High suitability areas were Bhoopal wala, Bangla Chowk, Suraj, Bhakhrewali, Warsalke, Khrolian, and Bopal wala showed the highest DI and DS. Moderate suitability was in Kobay Chak, Sohedrik, Bajwat, Sialkot Airport Road, and Bdyana. While low suitability areas were in Pasrur, Chawinda, Bun, Head Marala, and Boobkanwala. The total suitability area trend increased over time from the current to the 2050s and 2070s. The current distribution of D. zeae increased in the low suitability area, as well as the moderate suitability areas while the trend in 2050s and 2070s will also increase. The suitability regions were also identified by overlapping current and future (2050s and 2070s) potential distributions of D. zeae. The overlapping map indicated that there are chances that the area of BSRM disease progression will increase over the years. In another study, environmental conditions linked with the Fusarium solani optimum inoculum density for disease occurrence were accessed and a strong convergence on the environmental requirements of both the host and the disease progress was observed. Among different variables, precipitation and temperature variables were found important for explaining the disease spread64. These results were also similar to the findings of Sallam et al.65 where ecological niche modeling and land cover risk regions for rift valley fever vector, Culex tritaeniorhynchus Giles in Jazan, Saudi Arabia were identified65. Another study in Saudi Arabia on ecological distribution modeling of two malaria mosquito vectors by GIS showed similar results19. The same parameters were used for working with climate data and niche modeling66.

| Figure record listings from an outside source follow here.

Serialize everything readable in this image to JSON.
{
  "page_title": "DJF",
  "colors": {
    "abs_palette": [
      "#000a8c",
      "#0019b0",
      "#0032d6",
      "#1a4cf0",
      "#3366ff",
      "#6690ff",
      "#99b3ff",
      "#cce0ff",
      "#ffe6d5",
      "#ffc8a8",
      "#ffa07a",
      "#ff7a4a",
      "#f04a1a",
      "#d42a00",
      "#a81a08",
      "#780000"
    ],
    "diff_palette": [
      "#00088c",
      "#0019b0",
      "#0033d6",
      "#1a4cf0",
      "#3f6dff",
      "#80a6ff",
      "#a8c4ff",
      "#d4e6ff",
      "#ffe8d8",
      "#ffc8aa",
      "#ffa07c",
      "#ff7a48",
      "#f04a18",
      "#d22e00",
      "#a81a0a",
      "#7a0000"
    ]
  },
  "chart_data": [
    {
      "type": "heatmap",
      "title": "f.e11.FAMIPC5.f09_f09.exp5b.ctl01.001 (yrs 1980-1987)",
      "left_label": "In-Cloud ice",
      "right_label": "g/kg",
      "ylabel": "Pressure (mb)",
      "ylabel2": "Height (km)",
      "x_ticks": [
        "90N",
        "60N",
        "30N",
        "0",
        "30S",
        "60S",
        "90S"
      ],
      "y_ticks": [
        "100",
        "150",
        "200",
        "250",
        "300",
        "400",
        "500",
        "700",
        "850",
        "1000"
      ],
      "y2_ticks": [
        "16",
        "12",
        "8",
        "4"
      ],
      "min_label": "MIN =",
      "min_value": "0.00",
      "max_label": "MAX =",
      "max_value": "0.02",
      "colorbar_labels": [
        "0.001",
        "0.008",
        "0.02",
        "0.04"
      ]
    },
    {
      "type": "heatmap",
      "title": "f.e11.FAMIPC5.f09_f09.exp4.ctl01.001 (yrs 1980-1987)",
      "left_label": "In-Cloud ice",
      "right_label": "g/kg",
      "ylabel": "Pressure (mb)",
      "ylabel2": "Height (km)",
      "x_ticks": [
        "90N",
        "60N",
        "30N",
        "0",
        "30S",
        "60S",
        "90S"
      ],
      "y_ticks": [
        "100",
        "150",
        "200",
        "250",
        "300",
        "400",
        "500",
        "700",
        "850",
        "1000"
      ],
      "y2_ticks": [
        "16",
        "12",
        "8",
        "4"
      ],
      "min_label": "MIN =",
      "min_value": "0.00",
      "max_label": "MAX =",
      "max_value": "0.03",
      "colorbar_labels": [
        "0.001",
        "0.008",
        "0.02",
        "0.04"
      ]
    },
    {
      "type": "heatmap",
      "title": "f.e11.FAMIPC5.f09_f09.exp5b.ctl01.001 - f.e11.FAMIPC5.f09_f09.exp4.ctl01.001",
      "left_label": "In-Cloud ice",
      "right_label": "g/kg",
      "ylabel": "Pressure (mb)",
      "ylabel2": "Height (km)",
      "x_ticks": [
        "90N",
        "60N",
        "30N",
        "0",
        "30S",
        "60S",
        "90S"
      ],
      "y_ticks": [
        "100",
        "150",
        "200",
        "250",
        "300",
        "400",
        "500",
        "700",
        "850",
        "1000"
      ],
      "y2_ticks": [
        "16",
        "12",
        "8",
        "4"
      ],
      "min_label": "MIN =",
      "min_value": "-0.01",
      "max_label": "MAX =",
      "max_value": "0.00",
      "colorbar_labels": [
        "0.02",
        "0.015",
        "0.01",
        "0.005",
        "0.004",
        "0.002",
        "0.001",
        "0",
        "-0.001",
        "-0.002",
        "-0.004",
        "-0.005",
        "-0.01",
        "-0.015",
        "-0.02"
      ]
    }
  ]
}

Here, we constructed the maps on the potential distribution of BSRM in Sialkot, Pakistan and these maps can effectively be used in furcating and disease management strategies development. Moreover, our work may be used as a reference to predict other phytopathogenic diseases in major crops and ensure food security.

Conclusion

Bacterial stalk rot of maize caused by D. zeae causes significant yield losses. In this work, isolates of D. zeae from the Sialkot region in Pakistan, were characterized biochemically. During extensive fields surveys, disease incidence was recorded, ranging from 43.5 to 78.5%. Maxent algorithm modeling revealed the areas at risk of disease outbreaks, which also predicted a high risk of BSR outbreak in 2050 and 2070. These results are very important for predicting the spatial distribution trends of BSRM in accordance with the climatic conditions in the coming years. Our findings will be useful in developing and adopting integrated disease management programs to prevent the spreading and control of BSR disease in maize crops.